Trust in Estonian political institutions declines
Estonian residents trust the Rescue Board, the police and the country’s Defence Forces the most, while overall trust in political institutions has declined considerably, according to the results of a study commissioned by the Estonian Ministry of Defence.
For the survey, respondents were asked to assess the trustworthiness of ten institutions. A total of 96 percent of respondents fully or rather trusted the Rescue Board, while 86 percent of respondents trusted the police, 77 percent the Defence Forces and 71 percent the Defence League, Estonia’s volunteer corps.
Survey results showed that in respondents’ opinions, the trustworthiness of political institutions had declined. The Riigikogu was trusted by 44 percent and not trusted by 48 percent of survey respondents. The Prime Minister was trusted by 38 percent and not trust by 53 percent of respondents, while the country’s president was trusted by 50 percent and untrusted by 42 of Estonians.
The trustworthiness of the Riigikogu, or the Estonian Parliament, has declined by 4 percentage points, while that of the Estonian government has fallen by 7 percent and the prime minister by 15 percent.

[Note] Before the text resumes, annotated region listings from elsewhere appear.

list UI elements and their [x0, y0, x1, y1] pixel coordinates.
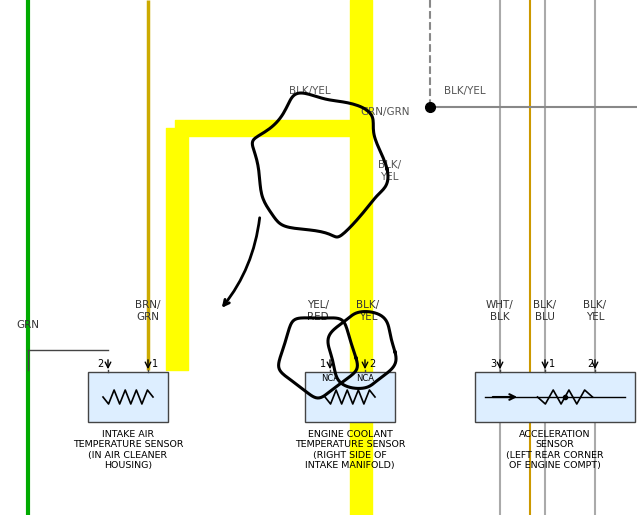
Text: ACCELERATION
SENSOR
(LEFT REAR CORNER
OF ENGINE COMPT): ACCELERATION SENSOR (LEFT REAR CORNER OF… [506, 430, 604, 470]
Text: NCA: NCA [356, 374, 374, 383]
Text: BRN/
GRN: BRN/ GRN [135, 300, 161, 322]
Text: 2: 2 [97, 359, 104, 369]
Text: BLK/YEL: BLK/YEL [444, 86, 486, 96]
Text: 3: 3 [490, 359, 496, 369]
Text: INTAKE AIR
TEMPERATURE SENSOR
(IN AIR CLEANER
HOUSING): INTAKE AIR TEMPERATURE SENSOR (IN AIR CL… [73, 430, 183, 470]
Bar [305, 372, 395, 422]
Text: 1: 1 [320, 359, 326, 369]
Text: NCA: NCA [321, 374, 339, 383]
Text: BLK/
YEL: BLK/ YEL [357, 300, 380, 322]
Text: 2: 2 [369, 359, 375, 369]
Text: YEL/
RED: YEL/ RED [307, 300, 329, 322]
Text: BLK/YEL: BLK/YEL [289, 86, 331, 96]
Text: BLK/
YEL: BLK/ YEL [378, 160, 401, 182]
Bar [88, 372, 168, 422]
Text: 2: 2 [588, 359, 594, 369]
Text: GRN: GRN [17, 320, 39, 330]
Text: BLK/
YEL: BLK/ YEL [583, 300, 606, 322]
Text: GRN/GRN: GRN/GRN [361, 107, 410, 117]
Text: 1: 1 [152, 359, 158, 369]
Text: WHT/
BLK: WHT/ BLK [486, 300, 514, 322]
Text: 1: 1 [549, 359, 555, 369]
Text: ENGINE COOLANT
TEMPERATURE SENSOR
(RIGHT SIDE OF
INTAKE MANIFOLD): ENGINE COOLANT TEMPERATURE SENSOR (RIGHT… [295, 430, 405, 470]
Bar [475, 372, 635, 422]
Text: BLK/
BLU: BLK/ BLU [533, 300, 557, 322]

NATO and the EU are trusted overall by 58 and 54 percentage points of Estonians respectively.
Survey results show that Estonian-speaking residents trust state institutions more than Russian-speaking residents. With the Rescue Board and the police being the only exceptions, the differences between levels of trust for all political institutions along linguistic lines were significant.
The biggest differences in trust were recorded in connection with NATO, the Defence League, the Defence Forces, the President and Prime Minister of Estonia. While NATO was trusted by 75 percent of Estonian-speaking residents of the country, it was trusted by just 21 percent of Russian-speaking residents. Respective indicators for the Estonian Defence League were 86 and 37 percent, 62 and 24 percent for the president, 46 and 21 percent for the prime minister, and 90 and 47 percent the Estonian Defence Forces.
This study was commissioned by the Ministry of Defence and carried out by research firm Turu-uuringute AS. Survey respondents included a total of 1,203 Estonian residents aged 15 or over.